“We are all in this together. We need each other. Oh, how we need each other.”

(Marjorie Pay Hinckley)


Long overdue honest social media.

"I think about our debt every day..."

One of my struggles is with the weight of our student loan debt.

My husband's goal was to become a physician. Mine was to stay home with our children. We supported these goals for each other, not waiting until the end of training to bring children into our home. Thankfully, because that training continued for 9 years after a bachelor's degree. We both worked as much as we felt was possible at the time--in hindsight both of us wish we'd worked more.
Now we are in payoff mode. In four years we've made significant headway (read: tens of thousands of dollars paid off), but the road is long (still 6 digits).

I think about our debt every day, and usually LOTS of times each day.
I think about my debt each time I use money.

From gas & groceries to piano lessons & furniture. 
Do I need this or just want it?
Is this purchase worth more than paying off the debt?
With our discretionary dollars, should we invest or pay off debt first?
Or none of those options and spend it on our kids--more clothing, lessons, phones, and fun family vacations?

My mind is full of statements like this:
"When our debt is paid off we can __________."

The interest isn't what drives me crazy--it's the principal. We are indentured servants to our student loan. . . and I can't wait to be done with it.

(OK, the interest drives me crazy, too. While every mom around me pays $200/month for pre-school, I pay more than that much for interest every month and keep my pre-schooler home with me).

One thing I have learned is that paying the minimum payment gets you NO WHERE! We did that for about six months and then I read our statements. I discovered the loan company was pretty happy if I didn't reduce my balance quickly. From that month until now, we've sent more principal each month than interest. We send an additional large chunk every few months, and each time I think to myself, "Was that the right thing to do? It's barely made a dent!"
I struggle to remember the positives:
We are paying it off!
It will take less than the 30 years our student loan company wants it to take.
We have everything we need, and many of our wants.
The best things in life don't cost $.
We have an emergency fund, roof over our head, and no car payment.

The bitter: Paying it off will take much longer than I thought.
The sweet: My husband's earning potential changed. He tripled his earning potential. 
We can & will pay it off.  
(Perhaps in the interim I will learn patience).

"Here's a lesson I recently learned that I wanted to share ..."

"Here's a lesson I recently learned that I wanted to share with eveyone and shout it from the top of my roof.  Well, that would be silly and people would look at me strangely if I did that.  So, what better place to share my newfound knowledge than with RLMW?

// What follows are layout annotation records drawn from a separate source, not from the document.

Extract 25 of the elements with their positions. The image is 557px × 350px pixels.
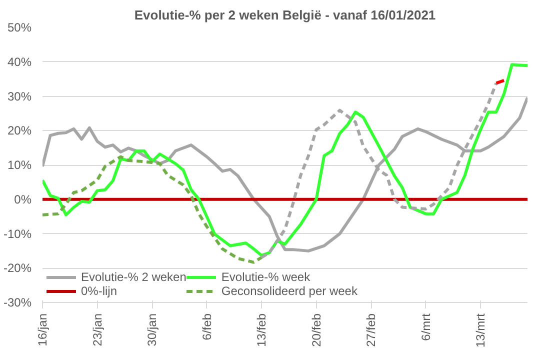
y-tick-label: -30% xyxy=(3,296,32,310)
y-tick-label: 10% xyxy=(7,158,32,172)
x-tick-label: 6/feb xyxy=(200,313,214,340)
y-tick-label: 40% xyxy=(7,54,32,69)
line-series xyxy=(42,155,264,264)
y-tick-label: -10% xyxy=(3,226,32,241)
y-tick-label: 0% xyxy=(14,192,32,206)
x-tick-label: 20/feb xyxy=(309,313,324,347)
y-tick-label: -20% xyxy=(3,261,32,276)
x-tick-label: 6/mrt xyxy=(418,312,433,341)
x-tick-label: 16/jan xyxy=(36,313,50,346)
y-tick-label: 20% xyxy=(7,124,32,138)
legend-label: 0%-lijn xyxy=(81,284,118,298)
legend-label: Evolutie-% week xyxy=(221,270,310,284)
x-tick-label: 30/jan xyxy=(145,313,160,346)
x-tick-label: 13/feb xyxy=(254,313,269,347)
x-tick-label: 27/feb xyxy=(364,313,378,347)
y-tick-label: 30% xyxy=(7,89,32,104)
y-tick-label: 50% xyxy=(7,20,32,34)
legend-label: Evolutie-% 2 weken xyxy=(81,270,186,284)
chart-title: Evolutie-% per 2 weken België - vanaf 16/01/2021 xyxy=(134,8,436,22)
line-series xyxy=(42,63,528,257)
x-tick-label: 13/mrt xyxy=(474,312,488,348)
legend-label: Geconsolideerd per week xyxy=(221,284,358,298)
x-tick-label: 23/jan xyxy=(90,313,104,346)
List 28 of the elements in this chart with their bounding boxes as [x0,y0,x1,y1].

"Maybe I'm a bit slow when it comes to learning the 'simple' things in life.  I'm not sure why, but I find myself re-learning over and over again small and simple things...things that I should (and sometimes DO) already know.  It's just nice to be reminded of them from time to time.  The thing I think I have re-learned over and over again in my life is that Heavenly Father knows ME and is guiding me along my journey here on Earth.  I have no doubt that he knows my thoughts, my feelings, my concerns, my worries....before I even voice them to Him.  He KNOWS me.  That lesson I kind of like re-learning over and over.  It never ceases to amaze me when I realize (again) that He is very aware of me and my circumstances in my life, whatever they are at the time.  

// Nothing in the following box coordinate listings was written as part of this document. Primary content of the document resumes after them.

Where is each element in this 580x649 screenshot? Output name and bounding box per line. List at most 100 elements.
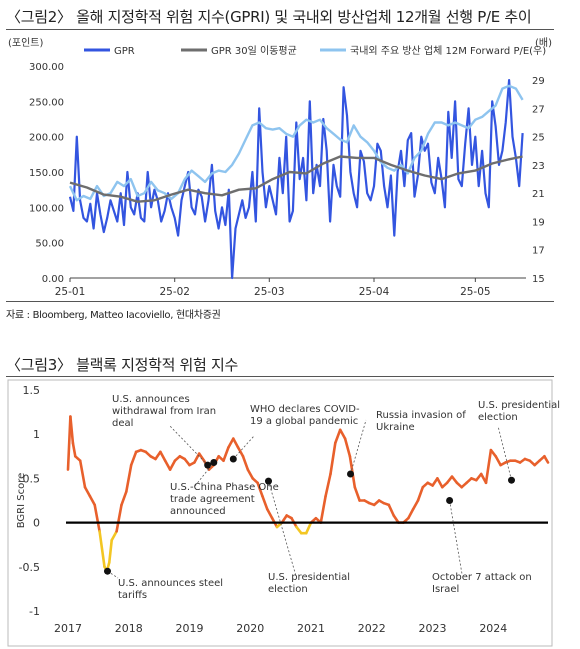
annotation-label: October 7 attack on Israel [432, 572, 532, 595]
y-tick-label: 100.00 [29, 203, 64, 214]
legend-label: GPR 30일 이동평균 [211, 45, 297, 57]
bgri-line-segment [168, 459, 177, 471]
bgri-line-segment [494, 455, 502, 467]
bgri-line-segment [411, 499, 420, 511]
gpr-pe-chart: (포인트) (배)300.00250.00200.00150.00100.0050… [8, 37, 552, 298]
bgri-line-segment [241, 455, 250, 471]
y-tick-label: 300.00 [29, 62, 64, 73]
bgri-line-segment [489, 448, 498, 458]
bgri-line-segment [338, 428, 347, 440]
y2-tick-label: 23 [532, 161, 545, 172]
x-tick-label: 2020 [236, 622, 264, 635]
annotation-marker [204, 461, 212, 469]
figure1-title-rule [6, 29, 554, 30]
gpr-ma-line [69, 155, 523, 203]
x-tick-label: 25-04 [359, 286, 390, 298]
annotation-label: U.S.-China Phase One trade agreement annou… [170, 482, 279, 517]
bgri-line-segment [71, 441, 77, 458]
bgri-line-segment [129, 450, 138, 467]
y-tick-label: 0.00 [42, 274, 64, 285]
y2-tick-label: 19 [532, 217, 545, 228]
bgri-line-segment [227, 437, 235, 449]
bgri-line-segment [324, 472, 332, 498]
annotation-marker [210, 459, 218, 466]
y-tick-label: 0 [33, 517, 40, 530]
bgri-line-segment [484, 448, 493, 485]
bgri-line-segment [125, 463, 133, 493]
y-tick-label: -0.5 [19, 561, 40, 574]
bgri-line-segment [295, 525, 303, 535]
annotation-leader [497, 425, 512, 481]
annotation-marker [265, 477, 272, 485]
figure2-title: 〈그림3〉 블랙록 지정학적 위험 지수 [6, 356, 239, 374]
bgri-line-segment [232, 437, 240, 449]
bgri-line-segment [98, 530, 106, 569]
bgri-line-segment [163, 459, 172, 471]
x-tick-label: 25-03 [254, 286, 285, 298]
annotation-label: U.S. presidential election [478, 400, 560, 423]
annotation-label: Russia invasion of Ukraine [376, 410, 466, 433]
y2-tick-label: 17 [532, 246, 545, 257]
y-tick-label: 0.5 [23, 472, 41, 485]
annotation-marker [508, 476, 515, 484]
annotation-leader [169, 425, 208, 466]
gpr-line [68, 79, 524, 280]
x-tick-label: 2021 [297, 622, 325, 635]
bgri-line-segment [159, 450, 167, 462]
bgri-line-segment [543, 455, 550, 464]
bgri-line-segment [387, 503, 396, 517]
bgri-line-segment [450, 475, 459, 485]
pe-line [68, 84, 524, 202]
bgri-line-segment [108, 539, 113, 564]
x-tick-label: 2017 [54, 622, 82, 635]
annotation-leader [350, 419, 367, 475]
left-axis-unit: (포인트) [8, 37, 44, 49]
y-tick-label: 200.00 [29, 133, 64, 144]
bgri-line-segment [280, 514, 289, 524]
bgri-line-segment [236, 446, 245, 458]
y-tick-label: -1 [29, 605, 40, 618]
bgri-line-segment [392, 514, 400, 524]
annotation-label: U.S. announces withdrawal from Iran deal [112, 394, 216, 429]
bgri-line-segment [83, 485, 92, 498]
bgri-line-segment [319, 494, 327, 524]
y-tick-label: 1 [33, 428, 40, 441]
y2-tick-label: 25 [532, 133, 545, 144]
bgri-line-segment [256, 481, 264, 498]
y2-tick-label: 29 [532, 76, 545, 87]
annotation-marker [229, 455, 237, 463]
bgri-line-segment [406, 508, 415, 520]
bgri-line-segment [115, 503, 123, 533]
right-axis-unit: (배) [535, 37, 552, 49]
bgri-line-segment [261, 494, 269, 511]
bgri-line-segment [197, 452, 206, 462]
bgri-line-segment [88, 494, 96, 507]
x-tick-label: 25-05 [460, 286, 491, 298]
bgri-line-segment [93, 503, 101, 533]
y2-tick-label: 21 [532, 189, 545, 200]
annotation-leader [194, 462, 215, 487]
bgri-line-segment [69, 415, 75, 445]
bgri-line-segment [246, 468, 254, 480]
annotation-leader [268, 480, 297, 577]
figure1-title: 〈그림2〉 올해 지정학적 위험 지수(GPRI) 및 국내외 방산업체 12개… [6, 8, 532, 26]
bgri-line-segment [120, 490, 128, 507]
annotation-marker [446, 497, 454, 504]
annotation-label: U.S. announces steel tariffs [118, 578, 223, 601]
legend-label: 국내외 주요 방산 업체 12M Forward P/E(우) [350, 44, 546, 57]
annotation-marker [104, 567, 111, 575]
y-tick-label: 1.5 [23, 384, 41, 397]
y-axis-label: BGRI Score [16, 473, 27, 529]
bgri-line-segment [333, 428, 342, 445]
bgri-line-segment [329, 441, 337, 476]
bgri-line-segment [110, 530, 118, 542]
x-tick-label: 2018 [115, 622, 143, 635]
annotation-marker [347, 470, 354, 478]
y-tick-label: 250.00 [29, 97, 64, 108]
figure2-title-rule [6, 376, 554, 377]
y2-tick-label: 15 [532, 274, 545, 285]
bgri-line-segment [353, 485, 361, 502]
bgri-line-segment [416, 485, 425, 502]
x-tick-label: 2024 [479, 622, 507, 635]
y-tick-label: 150.00 [29, 168, 64, 179]
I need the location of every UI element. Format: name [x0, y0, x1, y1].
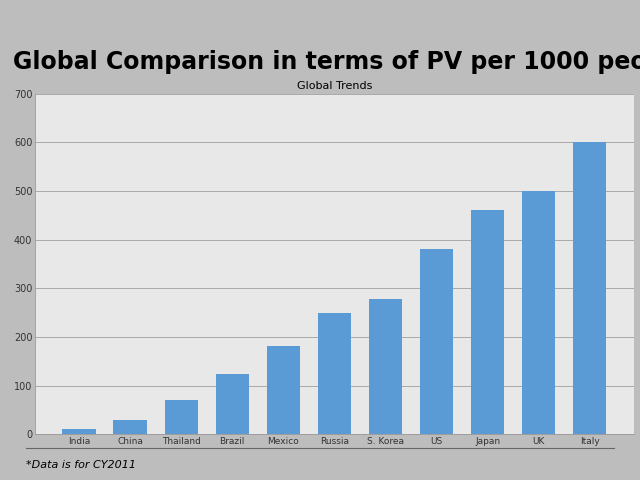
Text: *Data is for CY2011: *Data is for CY2011	[26, 460, 136, 470]
Title: Global Trends: Global Trends	[297, 82, 372, 91]
Bar	[113, 420, 147, 434]
Bar	[420, 250, 453, 434]
Bar	[63, 429, 95, 434]
Bar	[164, 400, 198, 434]
Bar	[522, 191, 556, 434]
Bar	[573, 142, 606, 434]
Bar	[318, 312, 351, 434]
Bar	[369, 299, 402, 434]
Bar	[471, 210, 504, 434]
Bar	[216, 373, 249, 434]
Text: Global Comparison in terms of PV per 1000 people: Global Comparison in terms of PV per 100…	[13, 50, 640, 74]
Bar	[267, 346, 300, 434]
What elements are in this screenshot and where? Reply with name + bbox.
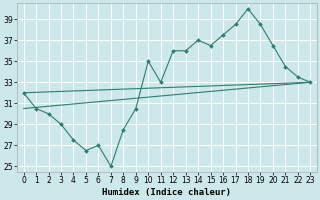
X-axis label: Humidex (Indice chaleur): Humidex (Indice chaleur) xyxy=(102,188,231,197)
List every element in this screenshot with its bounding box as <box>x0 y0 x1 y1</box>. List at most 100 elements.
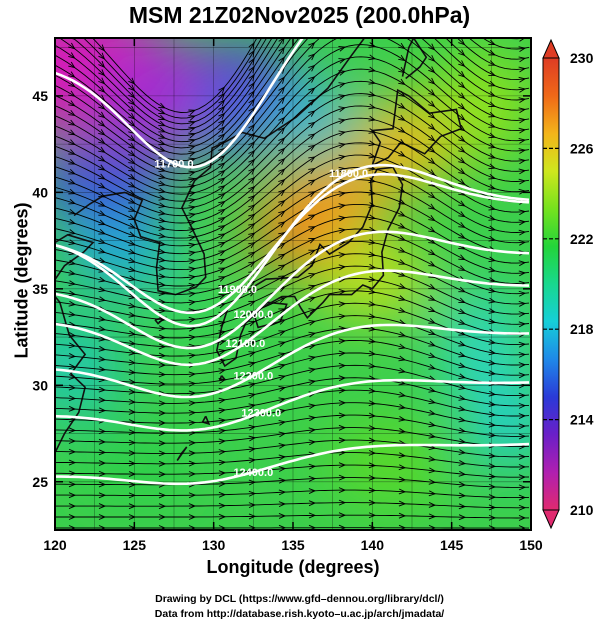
colorbar-scale <box>542 57 560 511</box>
credit-drawing: Drawing by DCL (https://www.gfd–dennou.o… <box>155 593 444 605</box>
streamline-arrow <box>188 492 197 499</box>
streamline-arrow <box>518 372 527 379</box>
streamline-arrow <box>428 409 437 416</box>
streamline-arrow <box>278 86 285 94</box>
streamline-arrow <box>368 387 377 394</box>
streamline-arrow <box>278 442 287 449</box>
streamline-arrow <box>68 15 76 23</box>
streamline-arrow <box>159 537 165 542</box>
streamline-arrow <box>368 140 377 147</box>
height-contour <box>55 442 530 486</box>
streamline-arrow <box>68 109 76 116</box>
streamline-arrow <box>428 203 436 210</box>
streamline-arrow <box>488 132 496 139</box>
streamline-arrow <box>488 494 497 501</box>
streamline-arrow <box>218 119 226 127</box>
streamline-arrow <box>98 325 107 332</box>
x-tick-label: 120 <box>43 537 67 553</box>
streamline-arrow <box>488 204 497 211</box>
streamline-arrow <box>518 127 527 134</box>
streamline-arrow <box>278 477 287 484</box>
streamline-arrow <box>248 204 256 211</box>
streamline-arrow <box>488 256 497 263</box>
streamline-arrow <box>68 188 76 195</box>
streamline-arrow <box>308 191 316 198</box>
streamline-arrow <box>308 144 316 152</box>
streamline-arrow <box>98 44 106 52</box>
streamline-arrow <box>68 42 76 50</box>
streamline-arrow <box>248 351 257 357</box>
streamline-arrow <box>458 308 466 314</box>
streamline-arrow <box>278 168 286 176</box>
streamline-arrow <box>368 251 377 258</box>
streamline-arrow <box>158 232 167 239</box>
streamline-arrow <box>518 290 527 297</box>
streamline-arrow <box>278 221 286 228</box>
streamline-arrow <box>68 149 76 155</box>
streamline-arrow <box>248 213 256 221</box>
streamline-arrow <box>98 210 106 216</box>
contour-labels: 11700.0 11800.0 11900.0 12000.0 12100.0 12200… <box>154 158 368 479</box>
streamline-arrow <box>458 319 466 325</box>
streamline-arrow <box>128 214 136 221</box>
streamline-arrow <box>188 440 197 446</box>
streamline-arrow <box>188 219 197 226</box>
streamline-arrow <box>279 7 286 15</box>
streamline-arrow <box>368 487 377 494</box>
streamline-arrow <box>398 42 406 50</box>
streamline-arrow <box>308 226 316 232</box>
streamline-arrow <box>158 114 166 121</box>
streamline-arrow <box>398 7 406 15</box>
streamline-arrow <box>248 502 257 509</box>
streamline-arrow <box>428 502 437 508</box>
streamline-arrow <box>428 21 436 29</box>
streamline-arrow <box>428 341 436 347</box>
streamline-arrow <box>128 84 136 92</box>
streamline-arrow <box>68 229 77 235</box>
streamline-arrow <box>398 367 407 374</box>
streamline-arrow <box>398 126 406 133</box>
streamline-arrow <box>338 288 347 295</box>
streamline-arrow <box>488 421 497 428</box>
streamline-arrow <box>68 405 77 412</box>
streamline-arrow <box>518 504 527 511</box>
streamline-arrow <box>158 126 166 133</box>
streamline-arrow <box>278 352 287 359</box>
streamline-arrow <box>248 392 257 399</box>
streamline-arrow <box>398 222 406 229</box>
streamline-arrow <box>98 129 106 136</box>
streamline-arrow <box>398 138 406 145</box>
streamline-arrow <box>338 142 347 149</box>
streamline-arrow <box>428 364 437 370</box>
streamline-arrow <box>488 452 497 459</box>
streamline-arrow <box>428 43 436 51</box>
streamline-arrow <box>488 287 497 294</box>
streamline-arrow <box>308 439 317 446</box>
streamline-arrow <box>488 30 495 37</box>
streamline-arrow <box>248 361 257 368</box>
streamline-arrow <box>69 537 75 542</box>
streamline-arrow <box>488 111 496 118</box>
streamline-arrow <box>249 537 255 542</box>
streamline-arrow <box>308 296 317 303</box>
streamline-arrow <box>338 130 347 137</box>
streamline-arrow <box>248 232 256 239</box>
streamline-arrow <box>428 77 436 85</box>
x-tick-label: 130 <box>202 537 226 553</box>
streamline-arrow <box>278 189 286 197</box>
streamline-arrow <box>338 154 347 161</box>
streamline-arrow <box>98 386 107 393</box>
streamline-arrow <box>128 409 137 415</box>
streamline-arrow <box>68 100 76 107</box>
streamline-arrow <box>398 0 406 3</box>
streamline-arrow <box>158 166 167 173</box>
streamline-arrow <box>98 257 107 264</box>
streamline-arrow <box>128 471 137 477</box>
streamline-arrow <box>218 267 226 274</box>
streamline-arrow <box>488 173 497 180</box>
streamline-arrow <box>368 152 377 159</box>
streamline-arrow <box>518 229 527 236</box>
streamline-arrow <box>458 362 467 369</box>
streamline-arrow <box>188 334 197 341</box>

"But that's not the re-learning lesson I wanted to share.  My re-learning came from a few different experiences I would like to share with you.  Last month, we were able to listen to the leaders of our church speak to us.  I always feel like a few of the talks are directed to me and pertain to me in my life right now.  Different talks to speak to me at different times in my life.  Last month if was President Uchtdorf's.  His talk was titled, 'Grateful in Any Circumstance.' In an earlier post on RLMW, I referred a little to my current situation.  Long story short.....I am in the middle of a divorce from the man who I once thought was my everything.  After being lied to and betrayed by him in a most severe way, my life was drastically changed.  I was very hurt and angry and bitter for a very long time beacuse of his actions.  Well, I am happy to report that that has all changed, in part due to President Uchtdorf.  In his talk he states, '...I have learned that there is something that would take away the bitterness that may come into our lives.  There is one thing we can do to make life sweeter, more joyful, even glorious.  We can be grateful!'  He also says, 'Our loving Heavenly Father knows that choosing to develop a spirit of gratitude will bring us true joy and great happiness.'  He was speaking TO ME!!  It was the slap upside the head that I needed to hear.  I stopped seeing my current situation in terms of what I had lost, and started seeing the things that I was blessed with.

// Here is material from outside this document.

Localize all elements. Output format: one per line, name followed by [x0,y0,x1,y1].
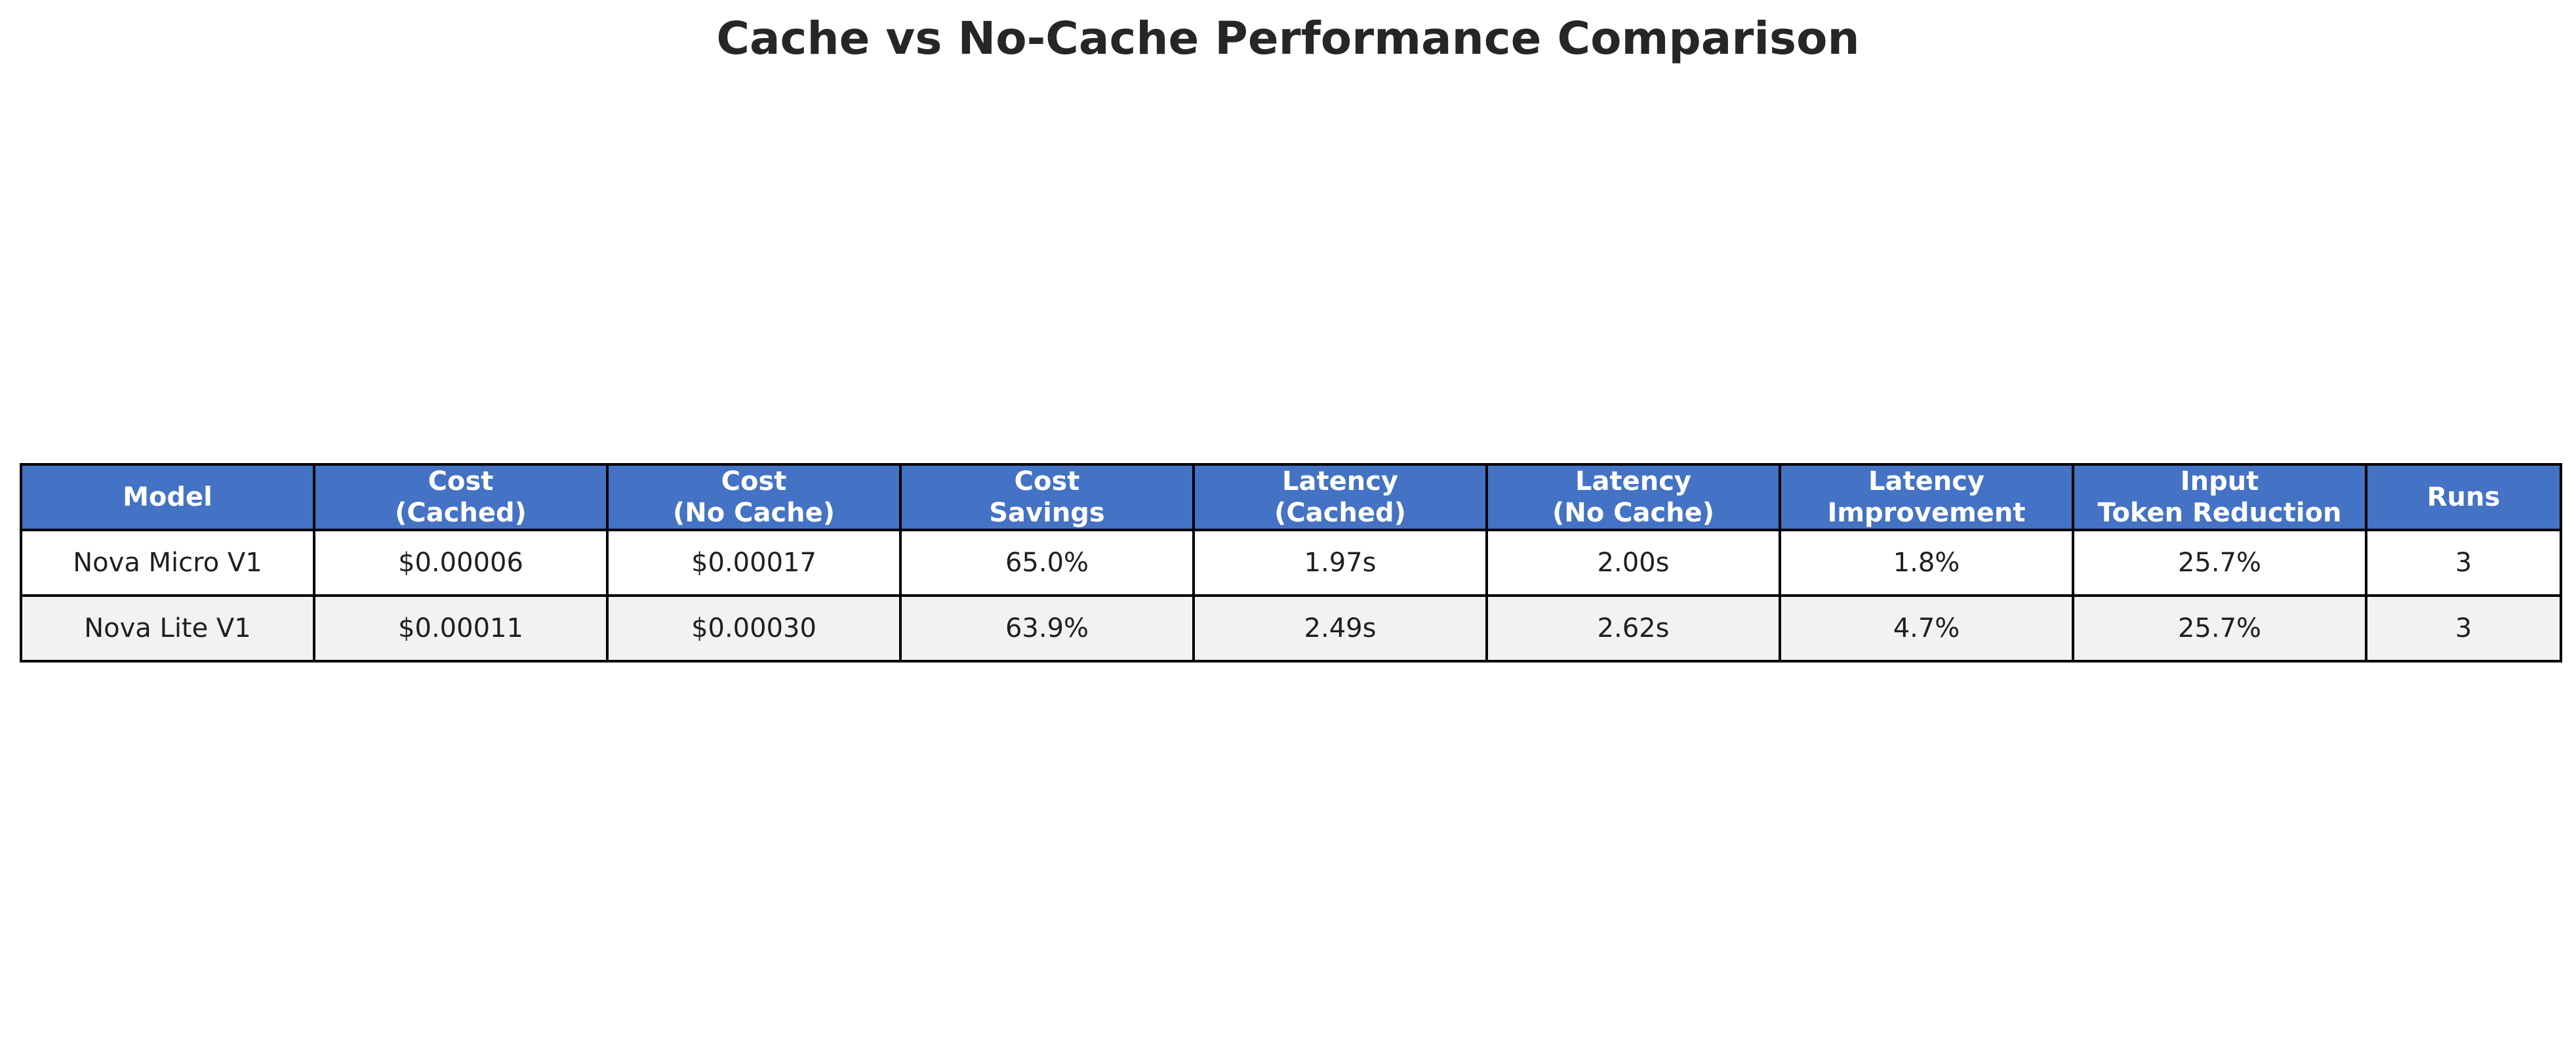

"I am blessed with four beautiful children who I love and cherish and who adore me.  I am blessed with a reliable job that provides a good enough income to support me and my children.  I am blessed with wonderful parents who have sacrificed a lot to help me.  I am blessed with a huge support system of sisters, brothers, friends, neighbors and extended family who would drop anything and come running if I needed them to (and some of them have!).  I have been blessed with a great Bishop and Relief Society President who support me and help me when I need it.  I have been blessed with an overabundance of the Spirit helping me and lifting me over the past year.  I have so much to be grateful for.....why dwell on the things I don't have?

"I also had an extremely powerful experience with a new-found friend.  My new friend was eight months pregnant and had just found out that her baby had died.  I was blessed enough to be the one that was chosen to help her through the very difficult process of laboring and eventually delivering that sweet baby.  In the short time that I was there with her, we bonded.  Our spirits spoke to each other and she knew that I was there supprting her, and I knew that she was there supporting me.  As we parted, my dear friend said words to me that I will never forget.  We held each other in our arms and she told me, 'I can't do anything to change my situation.  The only thing I have control over is my attitude.  I can either be sad, angry and bitter, or I can try to accept it, grieve and move forward.'  As she said those words, my soul was pierced.  Again, Heavenly Father was speaking TO ME!  It was the second slap upside the head that I needed.  I could not change my situation, but I could change my attitude about the situation.  This experience changed my life.

"A few weeks later, when the Relief Society President came to visit, the first thing she asked me as she walked through the door was, 'What happened?'  Unclear of what she was referring to, she elaborated.  She had said that multiple people had come to her and asked what was different in my life now.  These people could see a visual change in me.  No longer was I burdened by the weight of the world on my shoulders.  I related my experience to her and told her, 'I can feel a change inside of me.  I feel like I am lighter.  I do not walk with a heavy step anymore.  I feel like I'm floating on a cloud.  I'm HAPPY.'  

"No longer is my happiness dependent on other things.  I used to say, 'When my divorce is final, then life will be good.'  Or, 'When this or that happens, then I'll be happy.'  Happiness doesn't depend on things happening.  Happiness is a choice we make.  I choose to be happy.  If my situation were to stay the same and I remained a single mother for the rest of my life, I would still be happy.  I choose to be happy inside, regardless of what is happening around me.  I'm not sure why I had to be reminded of that, but I'm so grateful I was.  Choosing to be grateful and choosing to be happy has made me a better person."